I think people have been losing loads of weight on the 5-2 intermittent sort-of-fasting diet thing. There are threads. You eat normally 5 days and then limit yourself to 500 calories 2 days a week. You can do 4-3 if you like feeling hungry.
I can't help, I'm afraid, Arbitrary. I've lost a lot of weight this year but through a combination of stress, illness & not eating.
I'm missing DS but maybe it's better this way. If he stays with his Dad, maybe he'll be more settled, less anxious and happier.
I feel shit. I'm tired of never sleeping. I'm tired of shivering & having goosebumps while I'm sweating. I'm tired of feeling fluey when I don't have flu. Of having no energy or lots of pain. I can't live like this any more. I don't want it. I'm sick of fighting for help when I have no energy to even move, let alone argue my case. I want this over but I don't think I could even do that properly.

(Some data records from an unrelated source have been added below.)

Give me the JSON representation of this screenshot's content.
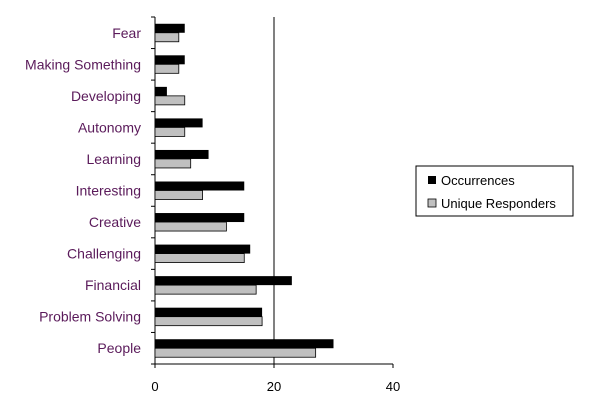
{
  "chart_data": {
    "type": "bar",
    "orientation": "horizontal",
    "categories": [
      "Fear",
      "Making Something",
      "Developing",
      "Autonomy",
      "Learning",
      "Interesting",
      "Creative",
      "Challenging",
      "Financial",
      "Problem Solving",
      "People"
    ],
    "series": [
      {
        "name": "Occurrences",
        "values": [
          5,
          5,
          2,
          8,
          9,
          15,
          15,
          16,
          23,
          18,
          30
        ],
        "color": "#000000"
      },
      {
        "name": "Unique Responders",
        "values": [
          4,
          4,
          5,
          5,
          6,
          8,
          12,
          15,
          17,
          18,
          27
        ],
        "color": "#c0c0c0"
      }
    ],
    "xlim": [
      0,
      40
    ],
    "xticks": [
      0,
      20,
      40
    ],
    "gridlines_x": [
      20
    ],
    "legend_position": "right",
    "colors": {
      "category_text": "#5a1a5a",
      "axis": "#000000"
    }
  }
}
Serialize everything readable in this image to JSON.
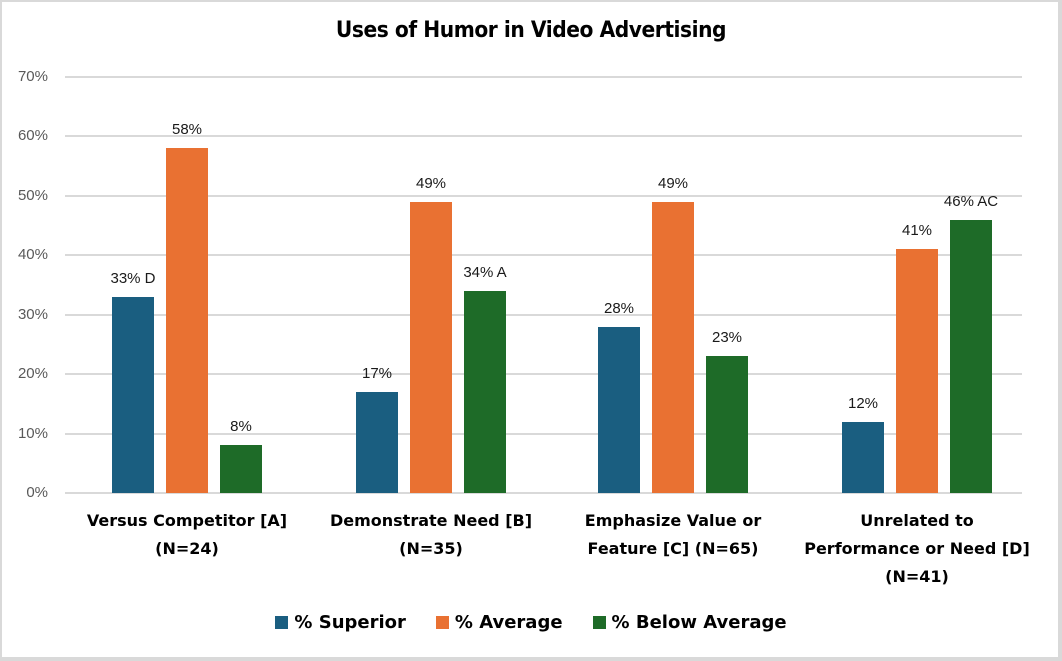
{
  "chart_data": {
    "type": "bar",
    "title": "Uses of Humor in Video Advertising",
    "xlabel": "",
    "ylabel": "",
    "ylim": [
      0,
      70
    ],
    "yticks": [
      "0%",
      "10%",
      "20%",
      "30%",
      "40%",
      "50%",
      "60%",
      "70%"
    ],
    "grid": true,
    "legend_position": "bottom",
    "categories": [
      "Versus Competitor [A] (N=24)",
      "Demonstrate Need [B] (N=35)",
      "Emphasize Value or Feature [C] (N=65)",
      "Unrelated to Performance or Need [D] (N=41)"
    ],
    "series": [
      {
        "name": "% Superior",
        "color": "#1a5e80",
        "values": [
          33,
          17,
          28,
          12
        ],
        "labels": [
          "33% D",
          "17%",
          "28%",
          "12%"
        ]
      },
      {
        "name": "% Average",
        "color": "#e97132",
        "values": [
          58,
          49,
          49,
          41
        ],
        "labels": [
          "58%",
          "49%",
          "49%",
          "41%"
        ]
      },
      {
        "name": "% Below Average",
        "color": "#1e6b28",
        "values": [
          8,
          34,
          23,
          46
        ],
        "labels": [
          "8%",
          "34% A",
          "23%",
          "46% AC"
        ]
      }
    ],
    "category_lines": [
      [
        "Versus Competitor [A]",
        "(N=24)"
      ],
      [
        "Demonstrate Need  [B]",
        "(N=35)"
      ],
      [
        "Emphasize Value or",
        "Feature [C] (N=65)"
      ],
      [
        "Unrelated to",
        "Performance or Need [D]",
        "(N=41)"
      ]
    ]
  }
}
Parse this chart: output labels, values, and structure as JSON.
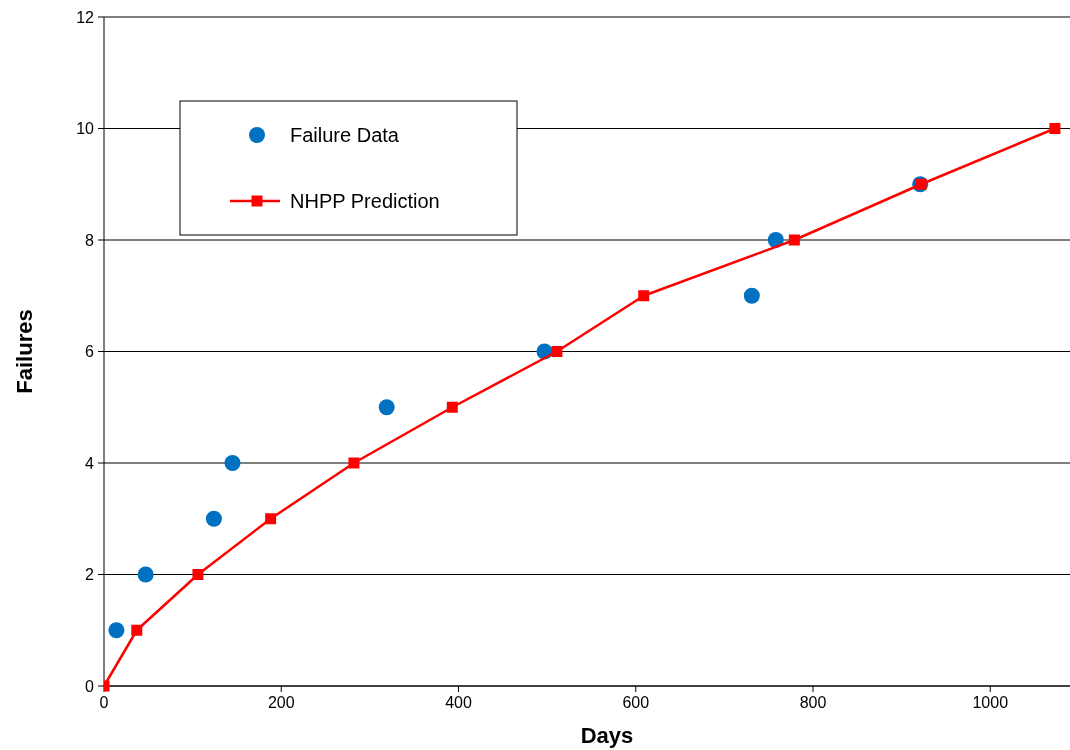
{
  "chart_data": {
    "type": "scatter",
    "xlabel": "Days",
    "ylabel": "Failures",
    "xlim": [
      0,
      1090
    ],
    "ylim": [
      0,
      12
    ],
    "xticks": [
      0,
      200,
      400,
      600,
      800,
      1000
    ],
    "yticks": [
      0,
      2,
      4,
      6,
      8,
      10,
      12
    ],
    "grid": "y",
    "legend": "top left",
    "series": [
      {
        "name": "Failure Data",
        "color": "#0070c0",
        "marker": "circle",
        "x": [
          14,
          47,
          124,
          145,
          319,
          497,
          731,
          758,
          921
        ],
        "values": [
          1,
          2,
          3,
          4,
          5,
          6,
          7,
          8,
          9
        ]
      },
      {
        "name": "NHPP Prediction",
        "type": "line",
        "color": "#ff0000",
        "marker": "square",
        "line_style": "solid",
        "x": [
          0,
          37,
          106,
          188,
          282,
          393,
          511,
          609,
          779,
          922,
          1073
        ],
        "values": [
          0,
          1,
          2,
          3,
          4,
          5,
          6,
          7,
          8,
          9,
          10
        ]
      }
    ]
  }
}
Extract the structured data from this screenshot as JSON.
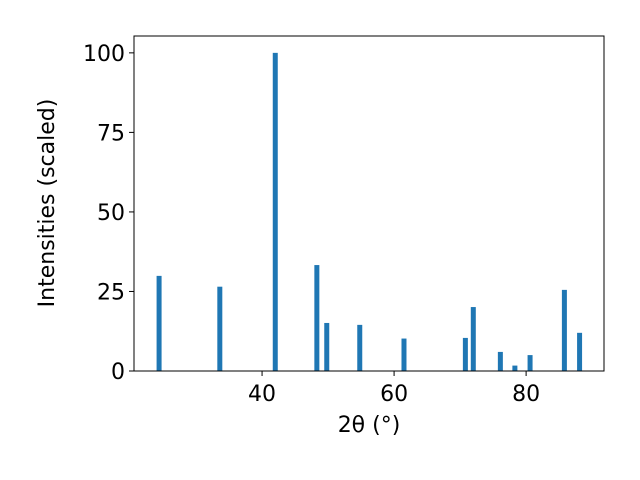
{
  "chart_data": {
    "type": "bar",
    "x_label": "2θ (°)",
    "y_label": "Intensities (scaled)",
    "x": [
      24.4,
      33.6,
      42.0,
      48.3,
      49.8,
      54.8,
      61.5,
      70.8,
      72.0,
      76.1,
      78.3,
      80.6,
      85.8,
      88.1
    ],
    "values": [
      29.9,
      26.5,
      100,
      33.3,
      15.1,
      14.5,
      10.2,
      10.4,
      20.1,
      6.0,
      1.7,
      5.0,
      25.5,
      12.0
    ],
    "color": "#1f77b4",
    "xlim": [
      20.6,
      91.8
    ],
    "xticks": [
      40,
      60,
      80
    ],
    "ylim": [
      0,
      105.3
    ],
    "yticks": [
      0,
      25,
      50,
      75,
      100
    ],
    "grid": false
  }
}
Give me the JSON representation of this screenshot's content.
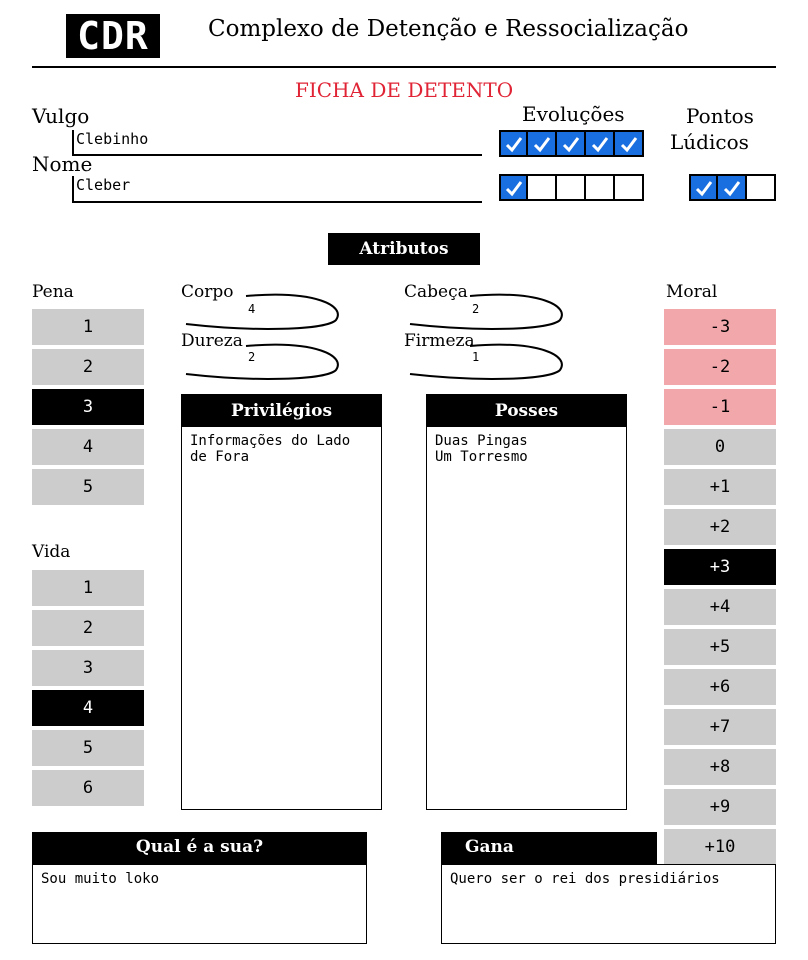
{
  "header": {
    "logo_text": "CDR",
    "title": "Complexo de Detenção e Ressocialização",
    "sheet_title": "FICHA DE DETENTO"
  },
  "identity": {
    "vulgo_label": "Vulgo",
    "vulgo_value": "Clebinho",
    "nome_label": "Nome",
    "nome_value": "Cleber"
  },
  "evolucoes": {
    "label": "Evoluções",
    "row1": [
      true,
      true,
      true,
      true,
      true
    ],
    "row2": [
      true,
      false,
      false,
      false,
      false
    ]
  },
  "pontos_ludicos": {
    "label_line1": "Pontos",
    "label_line2": "Lúdicos",
    "boxes": [
      true,
      true,
      false
    ]
  },
  "atributos": {
    "label": "Atributos",
    "corpo": {
      "label": "Corpo",
      "value": "4"
    },
    "dureza": {
      "label": "Dureza",
      "value": "2"
    },
    "cabeca": {
      "label": "Cabeça",
      "value": "2"
    },
    "firmeza": {
      "label": "Firmeza",
      "value": "1"
    }
  },
  "pena": {
    "label": "Pena",
    "values": [
      "1",
      "2",
      "3",
      "4",
      "5"
    ],
    "selected": "3"
  },
  "vida": {
    "label": "Vida",
    "values": [
      "1",
      "2",
      "3",
      "4",
      "5",
      "6"
    ],
    "selected": "4"
  },
  "moral": {
    "label": "Moral",
    "values": [
      "-3",
      "-2",
      "-1",
      "0",
      "+1",
      "+2",
      "+3",
      "+4",
      "+5",
      "+6",
      "+7",
      "+8",
      "+9",
      "+10"
    ],
    "negative": [
      "-3",
      "-2",
      "-1"
    ],
    "selected": "+3"
  },
  "privilegios": {
    "label": "Privilégios",
    "text_line1": "Informações do Lado",
    "text_line2": "de Fora"
  },
  "posses": {
    "label": "Posses",
    "text_line1": "Duas Pingas",
    "text_line2": "Um Torresmo"
  },
  "qual_e_a_sua": {
    "label": "Qual é a sua?",
    "text": "Sou muito loko"
  },
  "gana": {
    "label": "Gana",
    "text": "Quero ser o rei dos presidiários"
  },
  "colors": {
    "check_blue": "#1a6fe0",
    "negative_pink": "#f2a7ab",
    "track_gray": "#cccccc",
    "title_red": "#e02435"
  }
}
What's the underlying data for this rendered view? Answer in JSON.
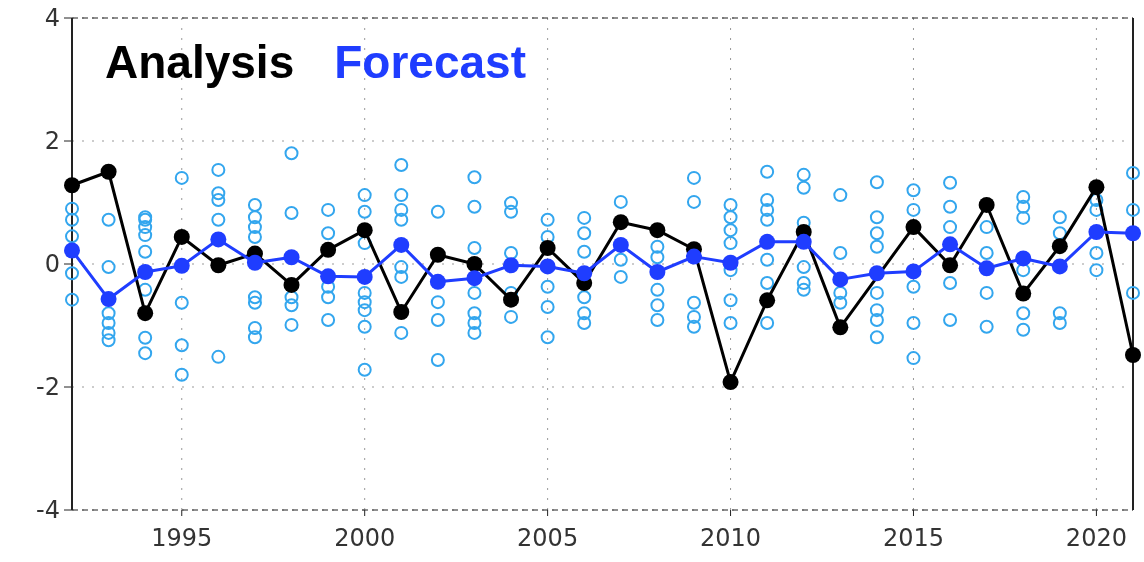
{
  "chart_data": {
    "type": "line",
    "x": [
      1992,
      1993,
      1994,
      1995,
      1996,
      1997,
      1998,
      1999,
      2000,
      2001,
      2002,
      2003,
      2004,
      2005,
      2006,
      2007,
      2008,
      2009,
      2010,
      2011,
      2012,
      2013,
      2014,
      2015,
      2016,
      2017,
      2018,
      2019,
      2020,
      2021
    ],
    "series": [
      {
        "type": "scatter",
        "color": "#33a6ee",
        "x": [
          1992,
          1992,
          1992,
          1992,
          1992,
          1993,
          1993,
          1993,
          1993,
          1993,
          1993,
          1994,
          1994,
          1994,
          1994,
          1994,
          1994,
          1994,
          1994,
          1995,
          1995,
          1995,
          1995,
          1996,
          1996,
          1996,
          1996,
          1996,
          1997,
          1997,
          1997,
          1997,
          1997,
          1997,
          1997,
          1997,
          1998,
          1998,
          1998,
          1998,
          1998,
          1999,
          1999,
          1999,
          1999,
          1999,
          2000,
          2000,
          2000,
          2000,
          2000,
          2000,
          2000,
          2000,
          2001,
          2001,
          2001,
          2001,
          2001,
          2001,
          2001,
          2002,
          2002,
          2002,
          2002,
          2003,
          2003,
          2003,
          2003,
          2003,
          2003,
          2003,
          2004,
          2004,
          2004,
          2004,
          2004,
          2005,
          2005,
          2005,
          2005,
          2005,
          2006,
          2006,
          2006,
          2006,
          2006,
          2006,
          2007,
          2007,
          2007,
          2008,
          2008,
          2008,
          2008,
          2008,
          2009,
          2009,
          2009,
          2009,
          2009,
          2010,
          2010,
          2010,
          2010,
          2010,
          2010,
          2010,
          2011,
          2011,
          2011,
          2011,
          2011,
          2011,
          2011,
          2012,
          2012,
          2012,
          2012,
          2012,
          2012,
          2013,
          2013,
          2013,
          2013,
          2014,
          2014,
          2014,
          2014,
          2014,
          2014,
          2014,
          2014,
          2015,
          2015,
          2015,
          2015,
          2015,
          2016,
          2016,
          2016,
          2016,
          2016,
          2017,
          2017,
          2017,
          2017,
          2018,
          2018,
          2018,
          2018,
          2018,
          2018,
          2019,
          2019,
          2019,
          2019,
          2020,
          2020,
          2020,
          2020,
          2021,
          2021,
          2021
        ],
        "values": [
          0.9,
          0.72,
          0.45,
          -0.15,
          -0.58,
          0.72,
          -0.05,
          -0.8,
          -0.96,
          -1.12,
          -1.24,
          0.76,
          0.72,
          0.6,
          0.47,
          0.2,
          -0.42,
          -1.2,
          -1.45,
          1.4,
          -0.63,
          -1.32,
          -1.8,
          1.53,
          1.15,
          1.04,
          0.72,
          -1.51,
          0.96,
          0.76,
          0.6,
          0.44,
          -0.54,
          -0.63,
          -1.04,
          -1.19,
          1.8,
          0.83,
          -0.54,
          -0.67,
          -0.99,
          0.88,
          0.5,
          -0.37,
          -0.54,
          -0.91,
          1.12,
          0.85,
          0.34,
          -0.47,
          -0.62,
          -0.75,
          -1.02,
          -1.72,
          1.61,
          1.12,
          0.88,
          0.72,
          -0.05,
          -0.21,
          -1.12,
          0.85,
          -0.62,
          -0.91,
          -1.56,
          1.41,
          0.93,
          0.26,
          -0.47,
          -0.8,
          -0.96,
          -1.12,
          0.99,
          0.85,
          0.18,
          -0.47,
          -0.86,
          0.72,
          0.44,
          -0.37,
          -0.7,
          -1.19,
          0.75,
          0.5,
          0.2,
          -0.54,
          -0.8,
          -0.96,
          1.01,
          0.07,
          -0.21,
          0.28,
          0.11,
          -0.42,
          -0.67,
          -0.91,
          1.4,
          1.01,
          -0.63,
          -0.86,
          -1.02,
          0.96,
          0.76,
          0.55,
          0.34,
          -0.1,
          -0.59,
          -0.96,
          1.5,
          1.04,
          0.88,
          0.72,
          0.07,
          -0.31,
          -0.96,
          1.45,
          1.24,
          0.67,
          -0.05,
          -0.31,
          -0.42,
          1.12,
          0.18,
          -0.47,
          -0.63,
          1.33,
          0.76,
          0.5,
          0.28,
          -0.47,
          -0.75,
          -0.91,
          -1.19,
          1.2,
          0.88,
          -0.37,
          -0.96,
          -1.53,
          1.32,
          0.93,
          0.6,
          -0.31,
          -0.91,
          0.6,
          0.18,
          -0.47,
          -1.02,
          1.09,
          0.93,
          0.75,
          -0.1,
          -0.8,
          -1.07,
          0.76,
          0.5,
          -0.8,
          -0.96,
          1.04,
          0.88,
          0.18,
          -0.1,
          1.48,
          0.88,
          -0.47
        ]
      },
      {
        "name": "Analysis",
        "color": "#000000",
        "values": [
          1.28,
          1.5,
          -0.8,
          0.44,
          -0.02,
          0.17,
          -0.34,
          0.23,
          0.55,
          -0.78,
          0.15,
          0.0,
          -0.58,
          0.26,
          -0.31,
          0.68,
          0.55,
          0.24,
          -1.92,
          -0.59,
          0.52,
          -1.03,
          null,
          0.6,
          -0.02,
          0.96,
          -0.48,
          0.29,
          1.25,
          -1.48
        ]
      },
      {
        "name": "Forecast",
        "color": "#1f3dff",
        "values": [
          0.22,
          -0.57,
          -0.13,
          -0.03,
          0.4,
          0.02,
          0.11,
          -0.2,
          -0.21,
          0.31,
          -0.29,
          -0.23,
          -0.02,
          -0.04,
          -0.15,
          0.31,
          -0.13,
          0.12,
          0.02,
          0.36,
          0.36,
          -0.25,
          -0.15,
          -0.12,
          0.32,
          -0.07,
          0.09,
          -0.04,
          0.52,
          0.5
        ]
      }
    ],
    "xlim": [
      1992,
      2021
    ],
    "xticks": [
      1995,
      2000,
      2005,
      2010,
      2015,
      2020
    ],
    "ylim": [
      -4,
      4
    ],
    "yticks": [
      -4,
      -2,
      0,
      2,
      4
    ],
    "grid": true,
    "legend": "top left",
    "marker": "circle"
  }
}
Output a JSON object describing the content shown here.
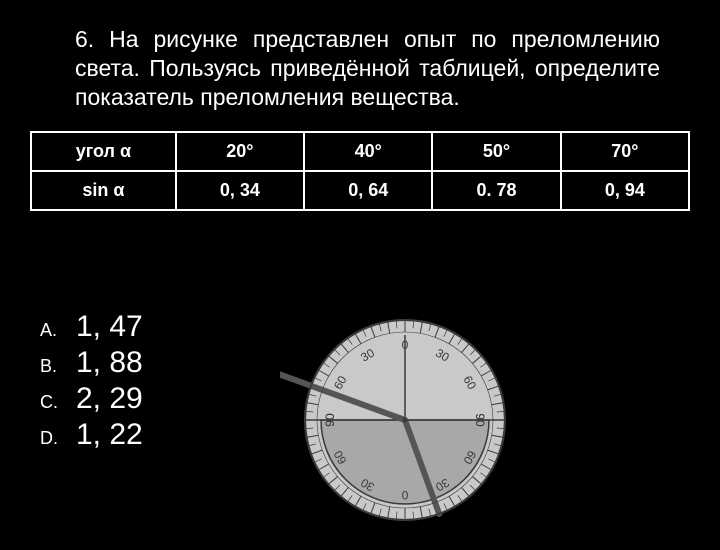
{
  "question": {
    "number": "6.",
    "text": "На рисунке представлен опыт по преломлению света. Пользуясь приведённой таблицей, определите показатель преломления вещества."
  },
  "table": {
    "row1_label": "угол α",
    "row1_values": [
      "20°",
      "40°",
      "50°",
      "70°"
    ],
    "row2_label": "sin α",
    "row2_values": [
      "0, 34",
      "0, 64",
      "0. 78",
      "0, 94"
    ]
  },
  "answers": [
    {
      "letter": "A.",
      "value": "1, 47"
    },
    {
      "letter": "B.",
      "value": "1, 88"
    },
    {
      "letter": "C.",
      "value": "2, 29"
    },
    {
      "letter": "D.",
      "value": "1, 22"
    }
  ],
  "diagram": {
    "background_circle": "#c9c9c9",
    "semicircle_fill": "#a8a8a8",
    "stroke": "#3a3a3a",
    "ray_color": "#555555",
    "ray_width": 6,
    "tick_labels_top": [
      "90",
      "60",
      "30",
      "0",
      "30",
      "60",
      "90"
    ],
    "tick_labels_top_angles_deg": [
      -90,
      -60,
      -30,
      0,
      30,
      60,
      90
    ],
    "incident_angle_deg": 70,
    "refracted_angle_deg": 20,
    "radius": 100,
    "tick_inner": 88,
    "tick_outer": 100,
    "label_radius": 74,
    "font_size_label": 12
  },
  "colors": {
    "bg": "#000000",
    "fg": "#ffffff"
  }
}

sorry I havent been on for a while. Have had a hectic couple of weeks. Had visitors and paid for that afterwards, then had my babies bday (not really a baby anymore) and now im poorly from all the organising and stressing etc. Havent done anything with the ds's these holidays so am planning to take them out for the day on the weekend. older Ds wants to start two activities a week and im eager for him too, but the money and the tirdness it will cause me is a worry, plus younger ds does baby gym and toddler group. Can I join the weightloss camp please? I need to loose about 2 stone I cant get away with the 'ive just had a baby' line anymore unfortunately. firstly I need to get all this easter choc out my house as its calling me! I start off well and then loose my willpower. can you tell me about juicing please building as I have a juicer and like the idea of it.